ある「何も無い」の話。 

May 23 [Sat], 2009, 23:48
あるところに「何も無い」がいた。

「何も無い」は自分が何もないから何もわからなかった。

だから「何も無い」は自分を見つける旅に出た。

「何も無い」はある晴れた日、田んぼで作業をする農家のおっちゃんに尋ねた。

「私はなあに?」

するとおっちゃんはその重そうな腰を起こして答えた。

「おまえさんはおまえさんだべ」と答えでがははと笑った。

つられて「何も無いも」笑った。そうか。私は「おまえさんだべ」なんだ。

晴れた空の下で笑うのは楽しいことだと思った。


ある雨の日「何も無い」は背ばかり高い麒麟を見つけた。それとも首が長いというべきか。

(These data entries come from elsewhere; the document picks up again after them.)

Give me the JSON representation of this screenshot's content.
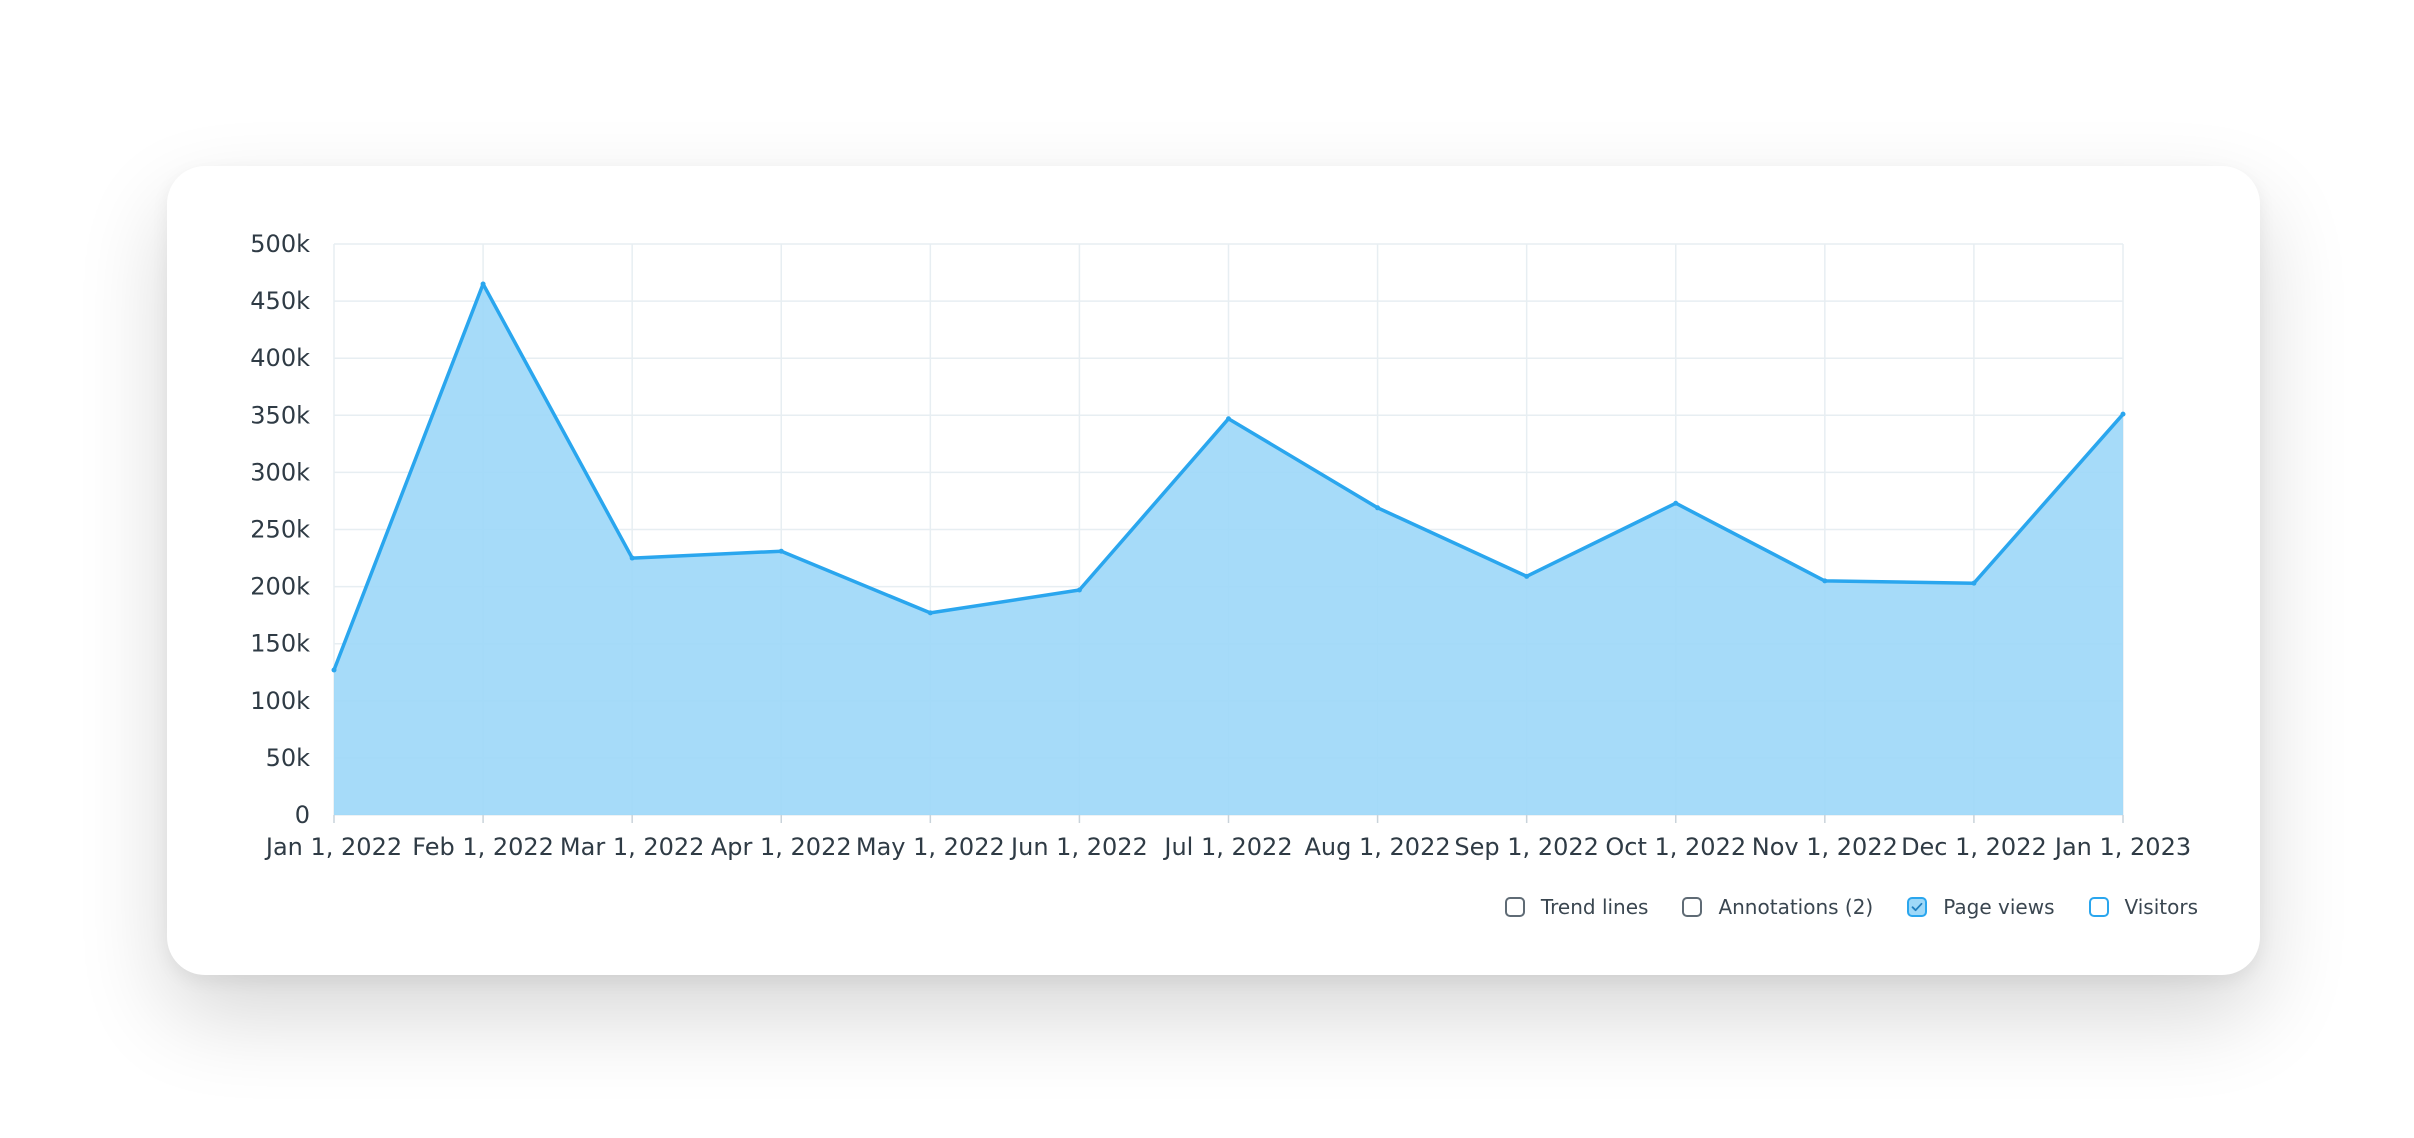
{
  "chart_data": {
    "type": "area",
    "x": [
      "Jan 1, 2022",
      "Feb 1, 2022",
      "Mar 1, 2022",
      "Apr 1, 2022",
      "May 1, 2022",
      "Jun 1, 2022",
      "Jul 1, 2022",
      "Aug 1, 2022",
      "Sep 1, 2022",
      "Oct 1, 2022",
      "Nov 1, 2022",
      "Dec 1, 2022",
      "Jan 1, 2023"
    ],
    "series": [
      {
        "name": "Page views",
        "values": [
          127000,
          465000,
          225000,
          231000,
          177000,
          197000,
          347000,
          269000,
          209000,
          273000,
          205000,
          203000,
          351000
        ]
      }
    ],
    "y_ticks": [
      "0",
      "50k",
      "100k",
      "150k",
      "200k",
      "250k",
      "300k",
      "350k",
      "400k",
      "450k",
      "500k"
    ],
    "ylim": [
      0,
      500000
    ],
    "grid": true,
    "legend_placement": "bottom-right",
    "colors": {
      "line": "#2aa6ee",
      "fill": "#9ed8f8",
      "grid": "#e7eef2",
      "text": "#2f3b45"
    }
  },
  "legend": {
    "items": [
      {
        "label": "Trend lines",
        "checked": false,
        "kind": "option"
      },
      {
        "label": "Annotations (2)",
        "checked": false,
        "kind": "option"
      },
      {
        "label": "Page views",
        "checked": true,
        "kind": "series"
      },
      {
        "label": "Visitors",
        "checked": false,
        "kind": "series"
      }
    ]
  }
}
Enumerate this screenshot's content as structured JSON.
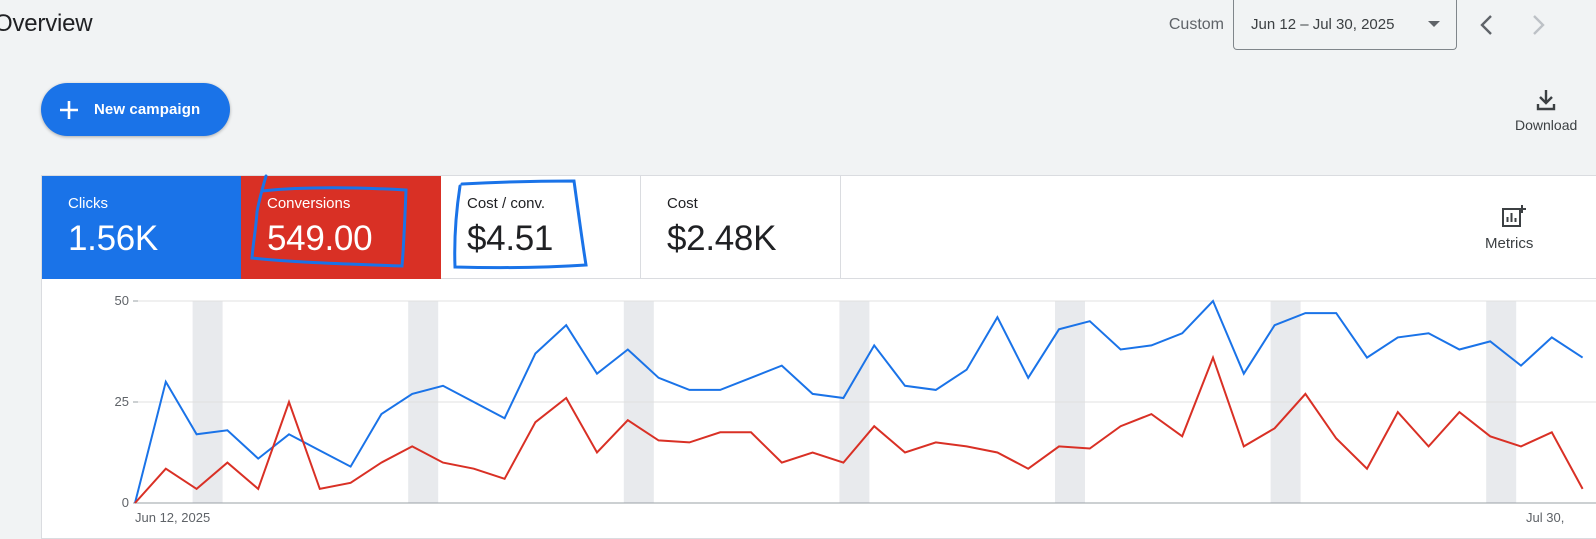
{
  "header": {
    "title": "Overview",
    "range_label": "Custom",
    "date_range": "Jun 12 – Jul 30, 2025"
  },
  "toolbar": {
    "new_campaign_label": "New campaign",
    "download_label": "Download"
  },
  "metric_tiles": [
    {
      "label": "Clicks",
      "value": "1.56K",
      "color": "#1a73e8",
      "selected": true
    },
    {
      "label": "Conversions",
      "value": "549.00",
      "color": "#d93025",
      "selected": true
    },
    {
      "label": "Cost / conv.",
      "value": "$4.51",
      "selected": false
    },
    {
      "label": "Cost",
      "value": "$2.48K",
      "selected": false
    }
  ],
  "metrics_button_label": "Metrics",
  "chart_data": {
    "type": "line",
    "x_start_label": "Jun 12, 2025",
    "x_end_label": "Jul 30,",
    "ylim": [
      0,
      50
    ],
    "yticks": [
      0,
      25,
      50
    ],
    "grid": true,
    "weekend_band_colors": "#e8eaed",
    "series": [
      {
        "color": "#1a73e8",
        "values": [
          0,
          30,
          17,
          18,
          11,
          17,
          13,
          9,
          22,
          27,
          29,
          25,
          21,
          37,
          44,
          32,
          38,
          31,
          28,
          28,
          31,
          34,
          27,
          26,
          39,
          29,
          28,
          33,
          46,
          31,
          43,
          45,
          38,
          39,
          42,
          50,
          32,
          44,
          47,
          47,
          36,
          41,
          42,
          38,
          40,
          34,
          41,
          36
        ]
      },
      {
        "color": "#d93025",
        "values": [
          0,
          8.5,
          3.5,
          10,
          3.5,
          25,
          3.5,
          5,
          10,
          14,
          10,
          8.5,
          6,
          20,
          26,
          12.5,
          20.5,
          15.5,
          15,
          17.5,
          17.5,
          10,
          12.5,
          10,
          19,
          12.5,
          15,
          14,
          12.5,
          8.5,
          14,
          13.5,
          19,
          22,
          16.5,
          36,
          14,
          18.5,
          27,
          16,
          8.5,
          22.5,
          14,
          22.5,
          16.5,
          14,
          17.5,
          3.5
        ]
      }
    ]
  },
  "annotation_color": "#1a73e8"
}
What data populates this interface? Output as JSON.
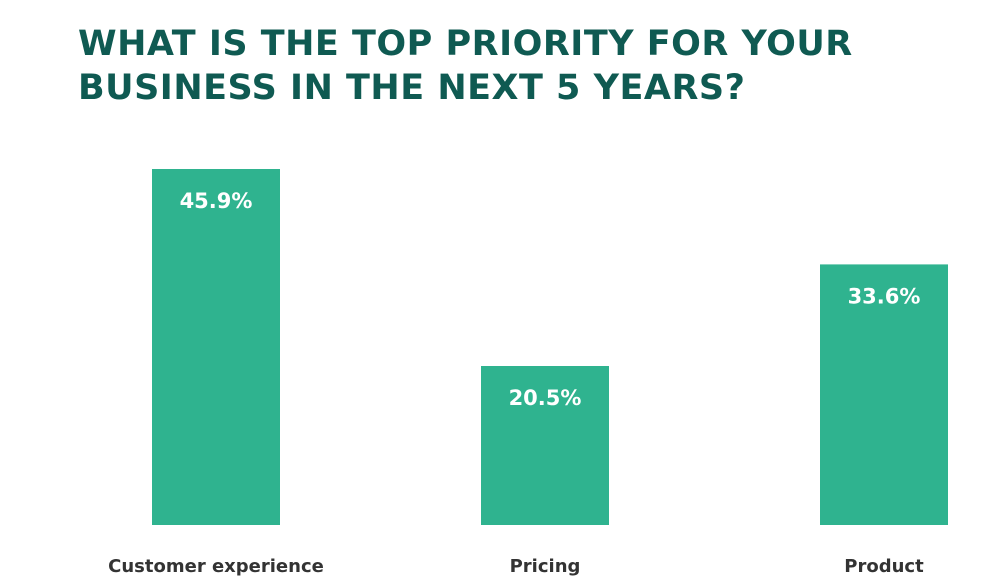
{
  "title_line1": "WHAT IS THE TOP PRIORITY FOR YOUR",
  "title_line2": "BUSINESS IN THE NEXT 5 YEARS?",
  "colors": {
    "bar": "#2fb38f",
    "title": "#0f5a52",
    "label_text": "#333333",
    "value_text": "#ffffff"
  },
  "chart_data": {
    "type": "bar",
    "title": "WHAT IS THE TOP PRIORITY FOR YOUR BUSINESS IN THE NEXT 5 YEARS?",
    "categories": [
      "Customer experience",
      "Pricing",
      "Product"
    ],
    "values": [
      45.9,
      20.5,
      33.6
    ],
    "value_labels": [
      "45.9%",
      "20.5%",
      "33.6%"
    ],
    "xlabel": "",
    "ylabel": "",
    "ylim": [
      0,
      50
    ],
    "grid": false,
    "legend": "none"
  }
}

「私はなあに?」と、おっちゃんにしたのと同じ質問を投げかけた。

「「私はなあに?」ですって? 私にはあなたはまだ「生まれたての子供」のように見えるわよ。」

そうか。私は「生まれたての子供」なんだ。

「何も無い」は、だから自分は「何も無い」のだと思った。それとも「何も無い」から生まれたばかりなのだろうか。

「何も無い」は考えても考えてもわらかなかった。

冷たい雨が降り注ぎ、「何も無い」歩き出す。


どんよりと雲が重いある日、「何も無い」は小さな蛙に出会った。

毛虫は道の真ん中で往生していたので「何も無い」は近くの池に放してやった。

そして「私はなあに?」と、おっちゃんと麒麟にした質問をした。

毛虫は即座にこう答えた。

「あなたは私の命の恩人です。」

「命の恩人?」

「ええ。あなたは私にとっては大きな、大きな存在だ!あなたがいなければ私は今頃誰かに踏み潰されて死んでしまっていたでしょう。本当にありがとうございました!」

そう言うと蛙は池を泳いでいった。

「何も無い」は嬉しいような寂しいような、そんな気持ちになった。

蛙に感謝されて嬉しい。しかし蛙は自分のことをとても買い被っている。
たまたま自分はそこにいて、たまたま蛙を助けることができただけなのだ。

私は大きくなんか無い。私は「何も無い」のだから。

雲はどんよりと「何も無い」の頭上を埋め尽くす。



晴れた日も、雨の日も、曇りの日も、「何も無い」は旅を続けた。

旅を続けるだび、その1日1日が「何も無い」に「何か」を与えていった。

それは「喜び」「悲しみ」「寂しさ」「怒り」…。

「何も無い」は成長していった。

しかし、どれだけ月日がたっても「何も無い」は自分のことがわからなかった。

未だ自分のことを「何も無い」と思っている。

何がしたいのか。

何が正しいのか。

どこが他人と違うのか…。

しかし一つだけわかったことがあった。


それは、自分は旅が好きだということ。人と話して喜び悲しみ怒る自分が好きだということ。

そう考えると、自分は実は色々なものをもっているのではないかと少し思えるのだった。

だから「何も無い」はまだ旅を続ける。


自分を見つけるためではなく創り続けるために。